CMS believes “changing the level of supervision for NSEDTS permanently for the duration of the service would be beneficial to patients and outpatient hospital providers as it would allow greater flexibility in providing these services and reduce provider burden, and thus, improve access to these services in cases where the direct supervision requirement may have otherwise prevented some services from being furnished due to lack of availability of the supervising physician or nonphysician practitioner.”8

However, CMS cautioned that “[m]any outpatient therapeutic services, including NSEDTS, may involve a level of complexity and risk such that direct supervision would be warranted even though only general supervision is required. In addition, CAHs and hospitals in general continue to be subject to conditions of participation (CoPs) that complement the general supervision requirements for hospital outpatient therapeutic services, including NSEDTS, to ensure that the medical services Medicare patients receive are properly supervised. . . . In addition, physicians must also follow state laws regarding scope of practice.”9 Therefore, CMS assured providers that “the requirement for general supervision for an entire NSEDTS does not preclude these hospitals from providing direct supervision for any part of a NSEDTS when the practitioners administering the medical procedures decide that it is appropriate to do so.”10


1 42 C.F.R. § 410.27(a)(1)(iv)(E).

2 85 Fed.

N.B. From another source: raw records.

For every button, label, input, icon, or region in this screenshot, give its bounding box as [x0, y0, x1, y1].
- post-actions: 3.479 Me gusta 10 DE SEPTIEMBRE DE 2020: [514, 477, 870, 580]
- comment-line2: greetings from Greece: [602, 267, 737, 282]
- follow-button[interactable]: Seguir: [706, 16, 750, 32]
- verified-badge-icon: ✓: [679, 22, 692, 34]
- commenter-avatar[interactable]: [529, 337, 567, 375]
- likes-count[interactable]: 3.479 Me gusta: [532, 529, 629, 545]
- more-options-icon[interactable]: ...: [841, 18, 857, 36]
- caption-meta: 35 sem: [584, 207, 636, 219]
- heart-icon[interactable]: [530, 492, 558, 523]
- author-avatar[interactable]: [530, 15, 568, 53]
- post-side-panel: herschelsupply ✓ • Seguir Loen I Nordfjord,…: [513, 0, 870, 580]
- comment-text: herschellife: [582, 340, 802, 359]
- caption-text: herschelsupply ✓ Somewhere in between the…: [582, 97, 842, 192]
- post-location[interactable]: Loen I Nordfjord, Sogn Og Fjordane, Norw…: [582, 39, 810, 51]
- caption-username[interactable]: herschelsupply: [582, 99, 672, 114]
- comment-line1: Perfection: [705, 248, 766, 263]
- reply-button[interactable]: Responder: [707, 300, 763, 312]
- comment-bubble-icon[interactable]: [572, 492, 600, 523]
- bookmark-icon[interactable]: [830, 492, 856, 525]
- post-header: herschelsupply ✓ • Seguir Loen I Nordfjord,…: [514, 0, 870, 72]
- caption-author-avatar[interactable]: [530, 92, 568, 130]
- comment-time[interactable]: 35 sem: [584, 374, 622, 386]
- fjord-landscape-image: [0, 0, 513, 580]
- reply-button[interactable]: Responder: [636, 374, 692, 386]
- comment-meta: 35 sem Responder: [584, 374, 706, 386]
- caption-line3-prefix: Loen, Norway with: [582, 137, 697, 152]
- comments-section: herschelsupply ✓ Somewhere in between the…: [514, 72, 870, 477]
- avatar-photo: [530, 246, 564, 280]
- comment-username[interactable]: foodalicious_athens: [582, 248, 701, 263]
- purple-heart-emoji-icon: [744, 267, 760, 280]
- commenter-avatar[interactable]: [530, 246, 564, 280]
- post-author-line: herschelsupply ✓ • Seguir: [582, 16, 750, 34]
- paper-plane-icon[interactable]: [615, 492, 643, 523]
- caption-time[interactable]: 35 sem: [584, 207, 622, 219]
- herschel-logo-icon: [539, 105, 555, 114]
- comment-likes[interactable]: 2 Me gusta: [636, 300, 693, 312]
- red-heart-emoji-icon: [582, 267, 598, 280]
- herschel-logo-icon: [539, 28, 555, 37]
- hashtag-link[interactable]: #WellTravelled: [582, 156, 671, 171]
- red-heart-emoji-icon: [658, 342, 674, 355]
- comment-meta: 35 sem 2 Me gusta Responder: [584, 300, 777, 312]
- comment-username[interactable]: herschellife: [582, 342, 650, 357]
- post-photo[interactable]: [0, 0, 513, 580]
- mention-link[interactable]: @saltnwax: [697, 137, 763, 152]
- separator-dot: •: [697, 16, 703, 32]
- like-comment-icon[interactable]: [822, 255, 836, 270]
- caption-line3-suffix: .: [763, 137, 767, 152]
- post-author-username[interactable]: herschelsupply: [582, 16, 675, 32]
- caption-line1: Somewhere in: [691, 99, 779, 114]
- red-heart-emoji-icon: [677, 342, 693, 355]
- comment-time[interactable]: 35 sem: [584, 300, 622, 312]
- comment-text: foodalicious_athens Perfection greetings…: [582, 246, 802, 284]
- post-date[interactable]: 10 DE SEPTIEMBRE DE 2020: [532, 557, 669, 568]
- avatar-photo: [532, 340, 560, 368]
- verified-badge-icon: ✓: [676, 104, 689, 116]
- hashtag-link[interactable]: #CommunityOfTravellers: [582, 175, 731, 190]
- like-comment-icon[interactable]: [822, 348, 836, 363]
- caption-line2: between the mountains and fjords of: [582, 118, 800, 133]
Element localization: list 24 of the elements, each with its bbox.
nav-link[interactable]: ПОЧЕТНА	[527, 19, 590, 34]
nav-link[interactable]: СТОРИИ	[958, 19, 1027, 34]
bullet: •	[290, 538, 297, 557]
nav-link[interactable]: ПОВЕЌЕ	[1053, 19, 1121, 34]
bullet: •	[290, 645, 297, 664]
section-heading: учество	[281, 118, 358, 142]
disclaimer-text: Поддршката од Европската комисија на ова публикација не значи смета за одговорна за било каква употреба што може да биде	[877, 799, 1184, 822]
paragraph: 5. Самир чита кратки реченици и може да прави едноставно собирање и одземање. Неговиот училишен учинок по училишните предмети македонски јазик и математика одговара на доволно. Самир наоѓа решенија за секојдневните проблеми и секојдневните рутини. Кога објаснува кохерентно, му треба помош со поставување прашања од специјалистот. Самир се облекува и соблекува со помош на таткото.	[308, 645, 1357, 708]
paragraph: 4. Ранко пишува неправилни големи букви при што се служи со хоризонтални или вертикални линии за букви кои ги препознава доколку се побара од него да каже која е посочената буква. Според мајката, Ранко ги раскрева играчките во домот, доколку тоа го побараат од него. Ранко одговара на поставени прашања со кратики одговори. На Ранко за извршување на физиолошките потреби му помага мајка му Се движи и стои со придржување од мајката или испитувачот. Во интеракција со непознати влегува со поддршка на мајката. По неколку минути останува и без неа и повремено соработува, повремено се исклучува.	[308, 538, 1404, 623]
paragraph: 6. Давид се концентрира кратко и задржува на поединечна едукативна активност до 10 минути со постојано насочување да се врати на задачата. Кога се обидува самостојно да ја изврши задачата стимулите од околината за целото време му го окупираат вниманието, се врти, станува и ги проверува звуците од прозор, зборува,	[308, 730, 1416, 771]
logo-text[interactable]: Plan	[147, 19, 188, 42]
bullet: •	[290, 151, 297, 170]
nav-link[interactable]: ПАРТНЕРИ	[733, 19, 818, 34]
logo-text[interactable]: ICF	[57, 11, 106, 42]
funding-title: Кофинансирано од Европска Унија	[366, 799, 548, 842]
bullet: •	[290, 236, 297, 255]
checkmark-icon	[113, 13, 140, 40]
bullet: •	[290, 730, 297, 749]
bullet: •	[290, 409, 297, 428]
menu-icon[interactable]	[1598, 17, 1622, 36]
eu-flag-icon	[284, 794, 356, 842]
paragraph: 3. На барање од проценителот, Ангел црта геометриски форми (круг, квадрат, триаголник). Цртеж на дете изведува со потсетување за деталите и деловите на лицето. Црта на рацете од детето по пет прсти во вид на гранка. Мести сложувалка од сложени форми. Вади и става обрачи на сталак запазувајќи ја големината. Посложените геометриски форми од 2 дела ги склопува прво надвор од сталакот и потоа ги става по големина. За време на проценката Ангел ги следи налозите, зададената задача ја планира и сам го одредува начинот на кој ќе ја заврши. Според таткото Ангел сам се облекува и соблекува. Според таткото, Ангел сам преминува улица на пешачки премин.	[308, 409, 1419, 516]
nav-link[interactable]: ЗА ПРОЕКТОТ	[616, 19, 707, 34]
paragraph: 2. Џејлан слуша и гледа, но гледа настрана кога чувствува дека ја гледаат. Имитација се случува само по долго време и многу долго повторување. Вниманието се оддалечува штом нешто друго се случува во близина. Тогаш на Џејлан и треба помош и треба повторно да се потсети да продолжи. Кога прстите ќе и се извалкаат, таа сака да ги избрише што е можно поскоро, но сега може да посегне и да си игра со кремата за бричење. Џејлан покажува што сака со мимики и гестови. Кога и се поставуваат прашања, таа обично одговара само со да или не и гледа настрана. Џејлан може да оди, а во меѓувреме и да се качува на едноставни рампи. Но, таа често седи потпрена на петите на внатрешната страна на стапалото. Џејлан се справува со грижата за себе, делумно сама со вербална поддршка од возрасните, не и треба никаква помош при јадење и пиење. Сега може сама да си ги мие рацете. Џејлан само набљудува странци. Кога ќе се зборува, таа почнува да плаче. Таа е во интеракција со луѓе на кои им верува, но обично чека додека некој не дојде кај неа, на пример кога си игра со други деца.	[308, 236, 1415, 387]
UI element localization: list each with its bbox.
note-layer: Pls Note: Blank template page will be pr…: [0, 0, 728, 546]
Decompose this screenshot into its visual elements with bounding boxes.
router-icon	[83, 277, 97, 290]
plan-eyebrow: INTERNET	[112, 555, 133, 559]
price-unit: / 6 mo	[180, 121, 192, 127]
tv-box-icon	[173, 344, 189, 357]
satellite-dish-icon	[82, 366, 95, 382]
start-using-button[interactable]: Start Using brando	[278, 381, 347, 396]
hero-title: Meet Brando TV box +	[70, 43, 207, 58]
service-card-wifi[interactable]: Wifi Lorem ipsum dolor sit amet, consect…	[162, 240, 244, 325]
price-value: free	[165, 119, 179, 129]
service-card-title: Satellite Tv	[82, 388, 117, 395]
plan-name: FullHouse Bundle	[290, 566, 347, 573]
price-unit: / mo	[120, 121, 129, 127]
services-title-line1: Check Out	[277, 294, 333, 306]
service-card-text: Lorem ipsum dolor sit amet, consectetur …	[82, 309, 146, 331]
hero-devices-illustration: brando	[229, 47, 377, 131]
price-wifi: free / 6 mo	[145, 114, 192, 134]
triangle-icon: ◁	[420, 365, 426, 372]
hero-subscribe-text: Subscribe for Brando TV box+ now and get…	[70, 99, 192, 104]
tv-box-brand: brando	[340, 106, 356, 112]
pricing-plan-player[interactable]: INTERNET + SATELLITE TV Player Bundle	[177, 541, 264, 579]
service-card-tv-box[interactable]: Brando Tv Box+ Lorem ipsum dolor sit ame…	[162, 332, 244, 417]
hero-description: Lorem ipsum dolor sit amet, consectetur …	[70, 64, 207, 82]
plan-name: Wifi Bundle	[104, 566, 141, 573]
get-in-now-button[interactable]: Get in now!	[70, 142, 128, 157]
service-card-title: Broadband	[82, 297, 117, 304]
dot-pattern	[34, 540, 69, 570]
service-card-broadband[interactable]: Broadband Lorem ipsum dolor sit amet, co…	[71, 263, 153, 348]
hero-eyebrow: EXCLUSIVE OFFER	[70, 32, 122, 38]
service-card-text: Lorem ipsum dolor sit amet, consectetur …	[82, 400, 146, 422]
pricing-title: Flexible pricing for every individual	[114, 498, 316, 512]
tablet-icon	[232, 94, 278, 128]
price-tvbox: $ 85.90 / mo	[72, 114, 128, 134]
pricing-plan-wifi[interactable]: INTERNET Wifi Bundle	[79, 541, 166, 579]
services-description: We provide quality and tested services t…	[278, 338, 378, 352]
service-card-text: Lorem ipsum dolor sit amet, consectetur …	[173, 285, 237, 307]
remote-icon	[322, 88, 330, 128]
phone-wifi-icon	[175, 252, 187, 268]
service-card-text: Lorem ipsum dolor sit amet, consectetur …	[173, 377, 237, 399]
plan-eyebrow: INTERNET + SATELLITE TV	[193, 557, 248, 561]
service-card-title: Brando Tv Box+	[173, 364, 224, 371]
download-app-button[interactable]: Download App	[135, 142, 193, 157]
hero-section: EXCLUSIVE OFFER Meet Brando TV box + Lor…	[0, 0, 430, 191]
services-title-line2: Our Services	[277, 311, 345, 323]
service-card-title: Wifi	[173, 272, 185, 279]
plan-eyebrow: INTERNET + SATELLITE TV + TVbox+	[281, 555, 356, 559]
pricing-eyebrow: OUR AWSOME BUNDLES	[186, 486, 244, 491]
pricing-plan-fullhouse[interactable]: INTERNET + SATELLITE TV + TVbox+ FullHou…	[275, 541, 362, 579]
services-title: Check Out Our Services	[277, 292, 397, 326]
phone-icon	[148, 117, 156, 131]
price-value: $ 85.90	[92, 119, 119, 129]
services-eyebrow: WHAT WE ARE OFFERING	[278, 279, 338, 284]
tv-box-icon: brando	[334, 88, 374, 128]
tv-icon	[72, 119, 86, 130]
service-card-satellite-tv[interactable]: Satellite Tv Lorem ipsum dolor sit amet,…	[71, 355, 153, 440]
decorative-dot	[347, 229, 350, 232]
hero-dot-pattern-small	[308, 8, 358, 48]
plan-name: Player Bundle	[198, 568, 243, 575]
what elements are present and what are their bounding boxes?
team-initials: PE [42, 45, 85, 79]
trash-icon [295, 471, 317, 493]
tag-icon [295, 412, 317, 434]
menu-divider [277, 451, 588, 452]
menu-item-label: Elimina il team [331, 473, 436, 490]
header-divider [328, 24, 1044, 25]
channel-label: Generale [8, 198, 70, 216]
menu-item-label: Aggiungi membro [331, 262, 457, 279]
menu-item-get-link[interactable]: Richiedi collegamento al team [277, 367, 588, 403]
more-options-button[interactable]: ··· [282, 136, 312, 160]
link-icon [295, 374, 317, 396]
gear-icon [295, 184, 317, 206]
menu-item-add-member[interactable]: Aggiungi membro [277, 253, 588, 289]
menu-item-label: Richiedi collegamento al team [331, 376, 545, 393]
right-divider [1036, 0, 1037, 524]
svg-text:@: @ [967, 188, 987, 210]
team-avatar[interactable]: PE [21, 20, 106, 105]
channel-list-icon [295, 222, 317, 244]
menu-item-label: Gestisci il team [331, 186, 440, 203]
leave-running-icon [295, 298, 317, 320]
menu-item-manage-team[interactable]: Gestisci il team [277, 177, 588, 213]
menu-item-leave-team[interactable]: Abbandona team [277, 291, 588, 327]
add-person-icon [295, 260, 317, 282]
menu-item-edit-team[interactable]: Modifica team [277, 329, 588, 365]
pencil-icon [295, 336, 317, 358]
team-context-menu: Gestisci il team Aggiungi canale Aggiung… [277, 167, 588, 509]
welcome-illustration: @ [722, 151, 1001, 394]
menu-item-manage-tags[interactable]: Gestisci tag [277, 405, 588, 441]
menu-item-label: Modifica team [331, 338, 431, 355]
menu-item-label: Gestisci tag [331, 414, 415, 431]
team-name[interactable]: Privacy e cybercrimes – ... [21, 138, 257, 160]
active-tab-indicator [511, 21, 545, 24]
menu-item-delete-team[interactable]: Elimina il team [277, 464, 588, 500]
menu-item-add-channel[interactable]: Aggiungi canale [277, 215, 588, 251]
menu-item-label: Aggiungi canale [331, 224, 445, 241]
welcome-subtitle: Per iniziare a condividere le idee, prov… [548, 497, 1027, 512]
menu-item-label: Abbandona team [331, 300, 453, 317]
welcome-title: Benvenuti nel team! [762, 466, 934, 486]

Reg. 19230, 19266 (Apr. 6, 2020).

3 Id.

4 CTRS. FOR MEDICARE AND MEDICAID SERVS., Hospital Outpatient Prospective Payment and Ambulatory Surgical Center Payment Systems and Quality Reporting Programs; New Categories for Hospital Outpatient Department Prior Authorization Process; Clinical Laboratory Fee Schedule: Laboratory Date of Service Policy; Overall Hospital Quality Star Rating Methodology; Physician-owned Hospitals; Notice of Closure of Two Teaching Hospitals and Opportunity To Apply for Available Slots, Radiation Oncology Model; and Reporting Requirements for Hospitals and Critical Access Hospitals (CAHs) to Report COVID-19 Therapeutic Inventory and Usage and to Report Acute Respiratory Illness During the Public Health Emergency (PHE) for Coronavirus Disease 2019 (COVID-19) (Dec. 2, 2020), https://www.cms.gov/files/document/12220-opps-final-rule-cms-1736-fc.pdf (prepublication copy) (hereafter CY21 OPPS Rule), at 19.

5 CY21 OPPS Rule at 19.

6 CY21 OPPS Rule at 730.

7 CY21 OPPS Rule at 731.

8 CY21 OPPS Rule at 730.

9 CY21 OPPS Rule at 730-31.

10 CY21 OPPS Rule at 730.

DISCLAIMER: Because of the generality of this update, the information provided herein may not be applicable in all situations and should not be acted upon without specific legal advice based on particular situations.